Да вообще-то много кто здесь был — на людей похожие и не похожие, но все как один жутковатые и отвратноватые. Под потолком плели узоры высшего пилотажа летучие мыши. Над стойкой, напоминавшей стойку бара, на узловатом полене сидел чёрный ворон, по размерам ближе к орлу. А под стойкой устроился чёрный жирный кот-котище, габаритами стремившийся к гордому званию чёрной пантеры.
Говорили здесь на дикой смеси английского, испанского, французского, русского и каких-то других, совсем ничего не напоминающих языков. Доносились обрывки тупых разговоров, грязных ругательств, нешуточных угроз и мерзких пожеланий.
— Ох, затоптали, закрутили мы их. Ох, кровушку ихнюю выпили. Ох, на косточках повалялись! На черепушках поплясали…
— А граф велел кинуть его своим крылатым львам, хи-хи. Твари проголодавшиеся были. Но подавились, хи-хи-хи. Нежитью кто хошь подавиться, хи-хи-хи-хи…
— А я говорю, для ентого дела детская кровь куда лучше! Такая нежненькая. Очень милая кровушка.
— А я говорю, лучше кровь девственницы!
— А я тебя — на клочки!
— А я тебя — в дым…
— Двадцать монет за суррогат! Разве это печень младенца была? У этого младенца уже лет десять как цирроз…
Но главное, что доносилось изо всех углов и что было основной темой — мобилизация.
— Объявят?
— Говорят, уже объявили.
— На Цитадель?
— На Цитадель!
— Сомнём!
— Крови напьёмся!
— В дым! В клочки! В пух! В…
Мать-перемать. Трах-тарарах. И всё в таком же роде — грубо и без вкуса.
— Слышишь, — прошептал Степан. — Цитадель.
— Слышу.
На друзей пока не обращали особого внимания. Лишь горбатый трактирщик изредка бросал на них испытующие взоры, и нос его начинал шевелиться, а ноздри хищно раздуваться.
Степан, наконец, решился. Взял деревянную двузубчатую вилку. С трудом подцепил ею комок свалявшихся-сварившихся овощей, первоначальный вид и смысл которых был утрачен безвозвратно. Зажмурившись, засунул всё это в рот. И улыбнулся.
— Нормально? — спросил Лаврушин.
— Кхе, — отозвался Степан.
И стало понятно, что это не улыбка, а гримаса. И не радости, а отвращения. И не ответил он вовсе, а просто борется с подступающей к давно вырезанным гландам тошнотой.
Степан выплюнул всё, прокашлялся, долго вытирал рот.

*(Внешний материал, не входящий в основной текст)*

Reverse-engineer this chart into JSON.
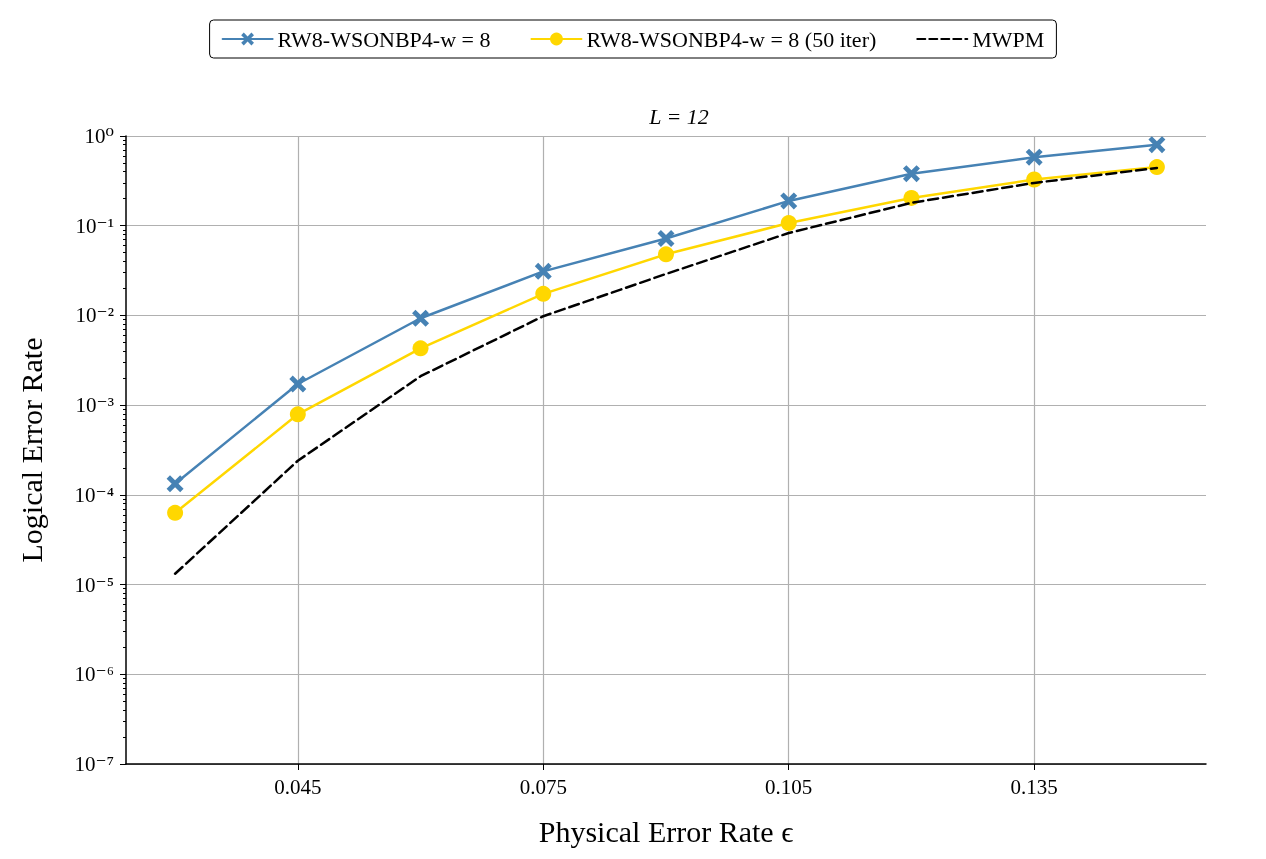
{
  "chart_data": {
    "type": "line",
    "title": "L = 12",
    "xlabel": "Physical Error Rate ϵ",
    "ylabel": "Logical Error Rate",
    "x": [
      0.03,
      0.045,
      0.06,
      0.075,
      0.09,
      0.105,
      0.12,
      0.135,
      0.15
    ],
    "series": [
      {
        "name": "RW8-WSONBP4-w = 8",
        "color": "#4682b4",
        "marker": "cross",
        "line_style": "solid",
        "values": [
          0.000133,
          0.00172,
          0.0093,
          0.031,
          0.072,
          0.189,
          0.38,
          0.58,
          0.8
        ]
      },
      {
        "name": "RW8-WSONBP4-w = 8 (50 iter)",
        "color": "#ffd700",
        "marker": "circle",
        "line_style": "solid",
        "values": [
          6.3e-05,
          0.00079,
          0.0043,
          0.0174,
          0.048,
          0.107,
          0.204,
          0.327,
          0.45
        ]
      },
      {
        "name": "MWPM",
        "color": "#000000",
        "marker": "none",
        "line_style": "dashed",
        "values": [
          1.32e-05,
          0.00024,
          0.0021,
          0.0098,
          0.029,
          0.083,
          0.18,
          0.3,
          0.44
        ]
      }
    ],
    "log": "y",
    "xlim": [
      0.024,
      0.156
    ],
    "xticks": [
      0.045,
      0.075,
      0.105,
      0.135
    ],
    "ylim": [
      1e-07,
      1
    ],
    "yticks": [
      {
        "value": 1e-07,
        "label": "10⁻⁷"
      },
      {
        "value": 1e-06,
        "label": "10⁻⁶"
      },
      {
        "value": 1e-05,
        "label": "10⁻⁵"
      },
      {
        "value": 0.0001,
        "label": "10⁻⁴"
      },
      {
        "value": 0.001,
        "label": "10⁻³"
      },
      {
        "value": 0.01,
        "label": "10⁻²"
      },
      {
        "value": 0.1,
        "label": "10⁻¹"
      },
      {
        "value": 1,
        "label": "10⁰"
      }
    ],
    "grid": true,
    "legend": "top"
  }
}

— Люди это не едят, — заключил он.
Неожиданно старуха разжала руки, высыпала порошок и потянулась к своей котомке. Вытащила из неё большую морскую раковину. Прижала к уху. Затрясла головой, будто услышала в раковине что-то поразившие её. Потом, заозираясь, стала буравить окружающих своими вспыхнувшими рубиново глазами. Затем ещё раз прислушалась к раковине и заорала сухо, кашляюще, сипяще:
— Розыск!
Её вопль легко перекрыл пьяный галдёж. Повисла тишина. А потом она взорвалась, раскололась голосами.
— Как — розыск?
— Где розыск?
— Кого?
— Беглые! — заорала старуха.
— Беглые, — пролетел озадаченный шелест.
— Беглые! — повторила старуха.
И все взоры как по команде обратились к Лаврушину и Степану. Опять повисло молчание, на этот раз куда молчаливее. Гробовое молчание — к этому случаю подходит лучше всего.
В общем-то, нечего было переться в эту забегаловку — с самого начала ведь было понятно, что добром всё не кончится. Странно, что удалось протянуть здесь столько времени, и на друзей не набросились сразу.
Всё пришло в движение. Отложил свою дудочку гигант-урод. Обхватил широкоплечий мужичок с ноготок свой топор и счастливо многообещающе заулыбался. Пришли в движение крошечные фигуры в балахонах. И «питекантропы», смахнув со стола остатки доеденного быка и выковыривая ножами куски мяса из зубов, двинулись вперёд. «Кабальеро» взялся за эфес шпаги. Всадник вытащил стилет.
Выход был недалеко. Но его заслонил горбатый хозяин, рядом с ним застыл привратник с дубиной.
Посетители молчаливо надвигались. И это молчание было самым пугающим. Так молчат те, у кого есть ясная цель и нет желания терять время на никчёмные разговоры.
— Боже, — прошептал Лаврушин, видя оскалившиеся в торжестувующих улыбках нечеловеческие лица, слюну, стекающую по подбородкам, кривые острые зубы.